Based on the objective data collected, i.e., the time measured, all participants successfully created a seating concept within the allotted 15 min. A total of 33% of participants used the maximum time available, while the remaining 66% finished earlier. On average, participants took 14 min and 31 s to complete the task.

4. Conclusions and Outlook

The VR application in this study enabled the rapid prototyping of a cabin seat concept without relying on physical resources. It facilitated a swift modification and iteration process, promoting innovation while maintaining a resource-efficient approach that aligns with long-term environmental responsibility. After a total duration of 6.5 h, 15 different digital cabin concepts were created by different experts, providing a sufficient knowledge base to identify key focus areas for future aircraft seat layouts. This approach could be particularly beneficial in the early stages of developing new aircraft and cabin concepts as it facilitates efficient digital collaboration between experts from different disciplines and locations.

The application of the XR co-design method led to promising results, particularly with regard to the emotional response and satisfaction of the participants. This resulted above all in a high level of motivation and enthusiasm for the task. The increased commitment was also reflected in the fact that 73% of participants were interested in seeing and discussing the cabin concepts of others.

It is also worth noting the different approaches employed by the participants in this study. While the engineers focused on calculating weights and taking the center of gravity into account when selecting and positioning seats, the designers and architects concentrated more on the spatial design and use of the cabin. The non-experts (controllers), on the other hand, looked at the situation from the passenger’s point of view.

The approaches presented exemplify the effectiveness of the co-design method by integrating the knowledge of multiple experts, enabling analysis and development from different perspectives.

However, this study primarily focused on the use of a VR application for sustainable virtual design of cabin concepts. As the participants worked on the task individually, there was no collaborative interaction between them. Thus, the co-design process was limited to the interaction between the designer, the available tools, and the participant in his role as an expert.

It has been shown that the main strength of this method is its ability to involve different experts in the design process. In this study, such collaboration between the participants could have reduced the wide variation in layout designs—some of which proved unfeasible—while leveraging the combined expertise from different disciplines for a more efficient workflow.

In general, the XR co-design method is well suited for the early digital development and iteration of cabin concepts that can be seamlessly integrated into other phases of aircraft development.

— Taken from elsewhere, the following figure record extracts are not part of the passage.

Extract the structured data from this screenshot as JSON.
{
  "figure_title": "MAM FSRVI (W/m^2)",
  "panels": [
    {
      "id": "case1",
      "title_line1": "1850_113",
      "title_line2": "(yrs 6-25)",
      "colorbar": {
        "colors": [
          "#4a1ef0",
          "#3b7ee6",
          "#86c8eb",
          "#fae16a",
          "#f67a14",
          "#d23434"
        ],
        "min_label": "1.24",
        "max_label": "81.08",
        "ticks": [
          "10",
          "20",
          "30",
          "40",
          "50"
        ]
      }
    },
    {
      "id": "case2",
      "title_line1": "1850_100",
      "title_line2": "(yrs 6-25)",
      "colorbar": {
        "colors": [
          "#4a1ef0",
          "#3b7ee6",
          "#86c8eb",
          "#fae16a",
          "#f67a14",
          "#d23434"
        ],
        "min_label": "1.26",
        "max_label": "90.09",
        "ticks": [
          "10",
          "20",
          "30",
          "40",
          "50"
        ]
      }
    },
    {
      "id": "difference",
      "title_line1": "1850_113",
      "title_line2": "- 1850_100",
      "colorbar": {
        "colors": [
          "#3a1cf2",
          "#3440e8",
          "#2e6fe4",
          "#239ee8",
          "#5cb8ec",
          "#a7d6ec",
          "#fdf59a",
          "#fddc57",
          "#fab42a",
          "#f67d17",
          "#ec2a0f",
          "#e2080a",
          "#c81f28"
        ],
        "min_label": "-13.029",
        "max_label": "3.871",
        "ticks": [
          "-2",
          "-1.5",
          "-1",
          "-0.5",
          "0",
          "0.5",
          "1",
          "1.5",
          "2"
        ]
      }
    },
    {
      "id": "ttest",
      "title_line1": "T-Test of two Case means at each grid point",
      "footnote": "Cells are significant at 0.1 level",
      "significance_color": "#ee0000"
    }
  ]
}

Its digital nature provides a resource-efficient approach to prototyping, contributing to a more sustainable future in aviation.

The next step in the development of the application is the integration of a multi-user mode, which will enable the joint validation of cabin concepts by different stakeholders.

The application should also be able to provide more detailed feedback. For example, additional information about the cabin, emergency exits, and details about the number of seats already in use and their dimensions. It would also be beneficial to offer a wider range of objects, systems, and other monuments to enable a more detailed realization of a cabin concept.

In order to optimize telepresence, it would be beneficial to utilize a high-fidelity model and to integrate a seating option within the designated space. In this regard, the findings of this study are relevant as 60% of the participants expressed a desire for a physical chair to better understand the seating row spacing. The integration of simple physical elements, such as a chair, could enhance the user experience in terms of immersion and telepresence, thereby improving the ability to perform tasks virtually as they would in reality.